Je tiens tout d'abord à vous remercier de m'accueillir au sein de votre commission. Je souhaitais défendre personnellement la création de cette commission d'enquête, proposée dans le cadre du droit de tirage du groupe UDI, Agir et Indépendants.
Les règles de création des commissions d'enquête sont soumises aux dispositions spécifiques de l'ordonnance du 17 novembre 1958 et du Règlement de notre assemblée. De manière générale, il appartient à la commission permanente compétente au fond d'examiner les conditions de recevabilité de la résolution et l'opportunité de la création de la commission d'enquête. Cependant, en application de l'article 141 de notre Règlement, chaque président de groupe d'opposition ou de groupe minoritaire obtient, de droit, une fois par session ordinaire, la création d'une commission d'enquête. En l'occurrence, mon collègue et président de groupe Jean-Christophe Lagarde a manifesté au Président de l'Assemblée nationale son intention d'exercer son droit de tirage, par un courrier en date du 5 décembre 2019. Notre rôle se borne donc, au regard de ces dispositions combinées, à vérifier que les conditions de recevabilité sont remplies. Si la commission des affaires sociales conclut en ce sens, la conférence des présidents pourra acter la création de la commission d'enquête très prochainement.
Les articles 137 à 139 du Règlement subordonnent la recevabilité à trois conditions. L'article 137 dispose que les propositions de résolution tendant à la création d'une commission d'enquête « doivent déterminer avec précision soit les faits qui donnent lieu à enquête, soit les services ou entreprises publics dont la commission doit examiner la gestion ». En l'occurrence, l'article unique de la proposition de résolution vise à créer une commission d'enquête sur la « lutte contre les fraudes aux prestations sociales ». Il me semble que les notions de « fraudes » et de « prestations sociales » sont suffisamment claires pour que le périmètre de la commission d'enquête soit nettement défini. Il s'agit bien sûr de s'intéresser à des pratiques délibérées d'obtention de ces prestations, et non à de simples erreurs des bénéficiaires. L'emploi du pluriel vise à couvrir la très grande variété des pratiques frauduleuses, sans en stigmatiser aucune. La commission d'enquête a pour objet de faire le tour de la question, notamment afin d'évaluer l'ampleur du phénomène.

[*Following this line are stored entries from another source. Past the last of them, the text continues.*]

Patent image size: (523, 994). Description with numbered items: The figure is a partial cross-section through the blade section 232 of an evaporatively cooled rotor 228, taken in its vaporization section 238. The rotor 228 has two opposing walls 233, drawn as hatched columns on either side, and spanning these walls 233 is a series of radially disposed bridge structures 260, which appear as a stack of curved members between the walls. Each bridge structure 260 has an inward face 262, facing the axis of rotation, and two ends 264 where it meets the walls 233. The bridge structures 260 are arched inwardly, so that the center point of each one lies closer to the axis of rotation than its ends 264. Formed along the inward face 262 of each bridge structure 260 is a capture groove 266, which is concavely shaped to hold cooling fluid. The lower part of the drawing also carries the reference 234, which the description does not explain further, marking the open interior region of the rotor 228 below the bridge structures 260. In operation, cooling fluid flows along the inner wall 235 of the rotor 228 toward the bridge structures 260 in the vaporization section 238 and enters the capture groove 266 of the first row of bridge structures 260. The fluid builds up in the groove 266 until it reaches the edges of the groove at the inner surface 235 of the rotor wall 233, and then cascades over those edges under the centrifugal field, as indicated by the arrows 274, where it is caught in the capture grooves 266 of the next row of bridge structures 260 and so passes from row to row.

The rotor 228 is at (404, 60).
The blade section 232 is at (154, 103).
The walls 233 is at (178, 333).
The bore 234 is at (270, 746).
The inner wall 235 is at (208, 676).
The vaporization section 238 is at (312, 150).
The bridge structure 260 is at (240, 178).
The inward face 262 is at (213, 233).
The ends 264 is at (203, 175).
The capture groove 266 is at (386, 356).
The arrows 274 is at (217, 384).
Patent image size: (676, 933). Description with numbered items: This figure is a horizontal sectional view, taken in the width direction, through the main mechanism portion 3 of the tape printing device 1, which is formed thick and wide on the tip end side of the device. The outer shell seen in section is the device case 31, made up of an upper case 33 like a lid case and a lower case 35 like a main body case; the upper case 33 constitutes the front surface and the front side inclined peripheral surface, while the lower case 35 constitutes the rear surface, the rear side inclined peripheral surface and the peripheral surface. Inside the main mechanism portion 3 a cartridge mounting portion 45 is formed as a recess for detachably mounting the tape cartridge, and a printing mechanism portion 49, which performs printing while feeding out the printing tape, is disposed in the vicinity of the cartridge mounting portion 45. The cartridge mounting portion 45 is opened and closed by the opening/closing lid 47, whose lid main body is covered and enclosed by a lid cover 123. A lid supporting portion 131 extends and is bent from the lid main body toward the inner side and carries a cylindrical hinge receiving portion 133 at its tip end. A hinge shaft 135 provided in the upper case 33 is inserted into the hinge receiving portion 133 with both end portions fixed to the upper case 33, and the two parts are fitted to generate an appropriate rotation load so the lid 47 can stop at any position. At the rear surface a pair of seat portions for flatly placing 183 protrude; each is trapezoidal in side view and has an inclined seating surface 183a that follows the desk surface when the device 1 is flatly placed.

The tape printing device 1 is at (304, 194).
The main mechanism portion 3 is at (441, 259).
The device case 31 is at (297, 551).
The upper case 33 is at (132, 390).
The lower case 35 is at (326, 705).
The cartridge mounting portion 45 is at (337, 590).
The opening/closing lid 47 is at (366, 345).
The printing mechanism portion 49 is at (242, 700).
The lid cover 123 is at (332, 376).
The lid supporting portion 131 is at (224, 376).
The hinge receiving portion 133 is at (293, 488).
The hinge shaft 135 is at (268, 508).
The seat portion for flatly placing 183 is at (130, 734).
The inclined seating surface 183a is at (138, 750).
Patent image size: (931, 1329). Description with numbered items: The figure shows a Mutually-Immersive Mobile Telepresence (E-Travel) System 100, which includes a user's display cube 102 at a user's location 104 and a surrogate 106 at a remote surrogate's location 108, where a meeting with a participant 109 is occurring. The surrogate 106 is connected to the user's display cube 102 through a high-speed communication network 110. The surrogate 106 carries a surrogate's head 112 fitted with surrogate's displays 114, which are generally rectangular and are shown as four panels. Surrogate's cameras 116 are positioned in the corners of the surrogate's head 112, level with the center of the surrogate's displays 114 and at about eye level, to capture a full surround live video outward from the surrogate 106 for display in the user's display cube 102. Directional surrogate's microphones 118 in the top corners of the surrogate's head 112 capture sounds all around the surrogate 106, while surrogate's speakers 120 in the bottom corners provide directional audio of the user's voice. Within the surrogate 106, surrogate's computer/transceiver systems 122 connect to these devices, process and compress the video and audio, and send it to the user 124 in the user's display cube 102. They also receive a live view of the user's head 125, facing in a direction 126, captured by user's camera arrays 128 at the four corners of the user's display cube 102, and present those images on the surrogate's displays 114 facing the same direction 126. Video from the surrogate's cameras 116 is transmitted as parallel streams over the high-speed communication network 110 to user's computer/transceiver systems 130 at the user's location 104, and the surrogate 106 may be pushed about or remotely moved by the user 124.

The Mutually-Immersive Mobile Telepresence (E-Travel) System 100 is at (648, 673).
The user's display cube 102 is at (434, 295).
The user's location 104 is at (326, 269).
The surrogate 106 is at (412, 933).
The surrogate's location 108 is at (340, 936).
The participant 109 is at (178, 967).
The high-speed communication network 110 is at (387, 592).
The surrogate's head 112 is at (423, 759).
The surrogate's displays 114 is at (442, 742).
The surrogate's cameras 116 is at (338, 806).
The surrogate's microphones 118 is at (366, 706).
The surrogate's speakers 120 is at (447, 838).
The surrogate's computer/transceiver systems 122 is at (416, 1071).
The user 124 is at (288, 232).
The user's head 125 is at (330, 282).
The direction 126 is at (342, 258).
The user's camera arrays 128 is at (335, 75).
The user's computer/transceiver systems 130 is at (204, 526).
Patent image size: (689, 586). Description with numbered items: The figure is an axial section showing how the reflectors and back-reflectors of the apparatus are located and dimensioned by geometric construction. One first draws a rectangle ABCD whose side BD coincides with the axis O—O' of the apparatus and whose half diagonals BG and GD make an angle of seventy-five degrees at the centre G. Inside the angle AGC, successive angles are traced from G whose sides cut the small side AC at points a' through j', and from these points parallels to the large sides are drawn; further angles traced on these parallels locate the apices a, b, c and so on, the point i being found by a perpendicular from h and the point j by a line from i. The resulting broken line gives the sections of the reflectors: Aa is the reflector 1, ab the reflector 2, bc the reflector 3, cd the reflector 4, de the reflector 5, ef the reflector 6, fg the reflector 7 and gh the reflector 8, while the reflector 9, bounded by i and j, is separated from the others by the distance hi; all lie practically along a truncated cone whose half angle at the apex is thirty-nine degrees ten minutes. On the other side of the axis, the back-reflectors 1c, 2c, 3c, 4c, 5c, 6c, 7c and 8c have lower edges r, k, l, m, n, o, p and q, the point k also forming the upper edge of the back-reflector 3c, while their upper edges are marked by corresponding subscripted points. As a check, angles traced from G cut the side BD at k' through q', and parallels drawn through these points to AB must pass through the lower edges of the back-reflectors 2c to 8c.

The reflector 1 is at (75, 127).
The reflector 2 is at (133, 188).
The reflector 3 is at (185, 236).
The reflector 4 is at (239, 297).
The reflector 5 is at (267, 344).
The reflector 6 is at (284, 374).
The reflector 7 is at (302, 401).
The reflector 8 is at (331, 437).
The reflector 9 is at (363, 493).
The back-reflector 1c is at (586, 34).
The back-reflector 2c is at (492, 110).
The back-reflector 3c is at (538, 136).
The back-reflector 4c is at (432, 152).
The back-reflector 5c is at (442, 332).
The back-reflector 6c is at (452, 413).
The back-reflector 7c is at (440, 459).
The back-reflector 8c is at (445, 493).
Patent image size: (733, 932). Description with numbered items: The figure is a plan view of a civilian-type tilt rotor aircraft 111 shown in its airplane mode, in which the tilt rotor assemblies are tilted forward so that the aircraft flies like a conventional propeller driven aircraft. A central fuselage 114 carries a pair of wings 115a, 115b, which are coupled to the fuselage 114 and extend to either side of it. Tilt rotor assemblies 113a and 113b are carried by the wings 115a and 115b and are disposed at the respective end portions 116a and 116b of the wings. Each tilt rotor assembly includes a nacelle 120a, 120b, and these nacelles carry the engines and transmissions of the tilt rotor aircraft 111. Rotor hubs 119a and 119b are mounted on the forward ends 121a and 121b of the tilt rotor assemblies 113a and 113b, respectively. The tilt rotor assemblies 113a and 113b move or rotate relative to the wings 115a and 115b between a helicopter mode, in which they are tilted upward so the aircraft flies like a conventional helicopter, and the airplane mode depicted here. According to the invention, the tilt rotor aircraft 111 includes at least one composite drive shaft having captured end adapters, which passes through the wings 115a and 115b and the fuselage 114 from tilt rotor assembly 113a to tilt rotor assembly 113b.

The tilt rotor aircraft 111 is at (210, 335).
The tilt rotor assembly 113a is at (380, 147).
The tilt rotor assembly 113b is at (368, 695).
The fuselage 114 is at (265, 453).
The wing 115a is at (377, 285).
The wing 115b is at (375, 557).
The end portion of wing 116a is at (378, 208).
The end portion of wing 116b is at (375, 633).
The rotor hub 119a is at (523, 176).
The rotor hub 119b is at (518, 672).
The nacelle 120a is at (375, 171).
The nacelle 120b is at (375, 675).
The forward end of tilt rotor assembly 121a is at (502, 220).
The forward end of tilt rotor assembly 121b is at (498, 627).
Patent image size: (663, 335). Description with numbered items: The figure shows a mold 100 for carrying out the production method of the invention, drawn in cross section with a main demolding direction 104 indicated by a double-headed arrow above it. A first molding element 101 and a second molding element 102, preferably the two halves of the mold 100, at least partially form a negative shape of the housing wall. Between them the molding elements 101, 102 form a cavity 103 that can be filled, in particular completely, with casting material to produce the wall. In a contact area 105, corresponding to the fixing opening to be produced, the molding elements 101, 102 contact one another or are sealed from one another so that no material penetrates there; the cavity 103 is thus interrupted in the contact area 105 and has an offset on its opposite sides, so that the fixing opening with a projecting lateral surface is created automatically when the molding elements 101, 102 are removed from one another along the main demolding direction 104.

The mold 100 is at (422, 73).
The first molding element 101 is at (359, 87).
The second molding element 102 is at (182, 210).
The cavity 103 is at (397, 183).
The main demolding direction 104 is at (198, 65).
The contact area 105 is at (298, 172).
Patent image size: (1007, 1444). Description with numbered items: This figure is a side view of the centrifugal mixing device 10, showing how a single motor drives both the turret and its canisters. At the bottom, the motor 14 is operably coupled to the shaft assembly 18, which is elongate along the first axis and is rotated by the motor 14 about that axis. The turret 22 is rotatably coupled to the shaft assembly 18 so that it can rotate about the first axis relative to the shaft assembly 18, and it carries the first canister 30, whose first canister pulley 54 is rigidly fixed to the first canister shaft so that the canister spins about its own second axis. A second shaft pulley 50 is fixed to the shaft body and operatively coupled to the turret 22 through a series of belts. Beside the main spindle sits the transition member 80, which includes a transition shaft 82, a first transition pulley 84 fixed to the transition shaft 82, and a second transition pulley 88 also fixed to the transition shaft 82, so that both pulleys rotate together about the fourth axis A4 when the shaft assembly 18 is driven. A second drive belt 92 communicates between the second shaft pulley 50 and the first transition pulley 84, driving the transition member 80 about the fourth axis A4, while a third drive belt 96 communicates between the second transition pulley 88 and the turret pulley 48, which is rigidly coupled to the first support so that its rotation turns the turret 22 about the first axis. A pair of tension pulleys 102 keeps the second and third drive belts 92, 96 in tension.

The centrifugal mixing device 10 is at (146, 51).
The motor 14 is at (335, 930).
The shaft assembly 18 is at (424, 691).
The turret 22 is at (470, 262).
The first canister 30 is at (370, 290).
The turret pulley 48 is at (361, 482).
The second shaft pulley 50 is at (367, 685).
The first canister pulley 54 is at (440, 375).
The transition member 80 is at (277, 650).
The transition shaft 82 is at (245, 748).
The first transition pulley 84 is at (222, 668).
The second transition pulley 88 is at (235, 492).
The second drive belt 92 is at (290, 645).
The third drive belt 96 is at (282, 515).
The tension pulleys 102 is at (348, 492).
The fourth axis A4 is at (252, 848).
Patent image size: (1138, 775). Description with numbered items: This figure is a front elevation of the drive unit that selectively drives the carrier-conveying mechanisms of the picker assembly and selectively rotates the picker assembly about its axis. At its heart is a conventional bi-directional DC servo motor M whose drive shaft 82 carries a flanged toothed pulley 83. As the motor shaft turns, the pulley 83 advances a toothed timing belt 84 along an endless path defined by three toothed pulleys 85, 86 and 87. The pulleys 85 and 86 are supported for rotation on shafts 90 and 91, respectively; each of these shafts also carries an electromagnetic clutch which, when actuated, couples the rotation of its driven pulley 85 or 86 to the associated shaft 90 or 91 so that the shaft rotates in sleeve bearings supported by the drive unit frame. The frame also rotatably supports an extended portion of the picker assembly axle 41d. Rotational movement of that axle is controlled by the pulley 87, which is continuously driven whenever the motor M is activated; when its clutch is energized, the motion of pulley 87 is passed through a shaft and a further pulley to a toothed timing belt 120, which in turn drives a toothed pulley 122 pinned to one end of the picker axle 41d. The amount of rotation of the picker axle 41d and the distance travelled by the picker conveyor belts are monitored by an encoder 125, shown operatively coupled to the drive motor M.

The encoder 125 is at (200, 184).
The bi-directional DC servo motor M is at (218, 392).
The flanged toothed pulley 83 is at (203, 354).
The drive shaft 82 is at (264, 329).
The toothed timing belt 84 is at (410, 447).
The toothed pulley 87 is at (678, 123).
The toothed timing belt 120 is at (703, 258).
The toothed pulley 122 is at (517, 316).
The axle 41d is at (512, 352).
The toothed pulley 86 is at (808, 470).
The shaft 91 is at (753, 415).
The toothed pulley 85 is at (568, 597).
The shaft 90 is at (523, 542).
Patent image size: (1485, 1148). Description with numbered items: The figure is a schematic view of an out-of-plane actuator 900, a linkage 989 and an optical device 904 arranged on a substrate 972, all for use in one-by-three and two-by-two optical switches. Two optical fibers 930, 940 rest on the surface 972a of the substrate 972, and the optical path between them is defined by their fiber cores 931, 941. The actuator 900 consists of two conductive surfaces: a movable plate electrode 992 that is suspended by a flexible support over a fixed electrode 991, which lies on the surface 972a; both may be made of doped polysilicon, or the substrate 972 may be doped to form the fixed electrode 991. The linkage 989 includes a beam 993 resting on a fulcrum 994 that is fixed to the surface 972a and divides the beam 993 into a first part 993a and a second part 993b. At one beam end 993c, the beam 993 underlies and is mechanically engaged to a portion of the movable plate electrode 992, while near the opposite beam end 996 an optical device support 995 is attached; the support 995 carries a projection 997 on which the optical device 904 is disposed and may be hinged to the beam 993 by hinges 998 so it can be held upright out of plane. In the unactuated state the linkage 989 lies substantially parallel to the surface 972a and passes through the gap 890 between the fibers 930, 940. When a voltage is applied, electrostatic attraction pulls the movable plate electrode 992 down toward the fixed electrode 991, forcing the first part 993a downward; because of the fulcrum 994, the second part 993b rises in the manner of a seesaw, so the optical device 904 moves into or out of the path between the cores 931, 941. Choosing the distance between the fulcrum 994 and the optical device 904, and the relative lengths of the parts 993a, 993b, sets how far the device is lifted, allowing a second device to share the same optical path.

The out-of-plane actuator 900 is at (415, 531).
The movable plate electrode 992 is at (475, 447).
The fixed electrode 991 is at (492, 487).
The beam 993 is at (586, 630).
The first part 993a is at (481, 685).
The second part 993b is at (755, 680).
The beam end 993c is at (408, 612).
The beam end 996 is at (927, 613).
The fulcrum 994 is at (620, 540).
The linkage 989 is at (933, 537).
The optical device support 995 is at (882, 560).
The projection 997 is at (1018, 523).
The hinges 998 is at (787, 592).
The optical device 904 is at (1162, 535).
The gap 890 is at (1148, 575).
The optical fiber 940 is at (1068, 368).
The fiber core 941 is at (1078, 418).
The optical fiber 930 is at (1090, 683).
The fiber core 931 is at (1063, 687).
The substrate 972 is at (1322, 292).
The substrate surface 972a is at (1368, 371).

La notion de « prestations sociales », quant à elle, excède le strict champ des prestations versées par la sécurité sociale ; elle peut englober des versements de l'État, des collectivités territoriales ou encore des régimes paritaires – tels que l'assurance chômage ou la retraite complémentaire –, conformément aux définitions usuellement retenues par l'administration et les statistiques publiques.
Chacun aura par ailleurs compris que la commission d'enquête entend prolonger les travaux engagés par nos collègues Carole Grandjean et Nathalie Goulet, fort bien exposés à l'instant, et ainsi surmonter les difficultés qu'elles ont rencontrées pour accéder à certaines informations indispensables.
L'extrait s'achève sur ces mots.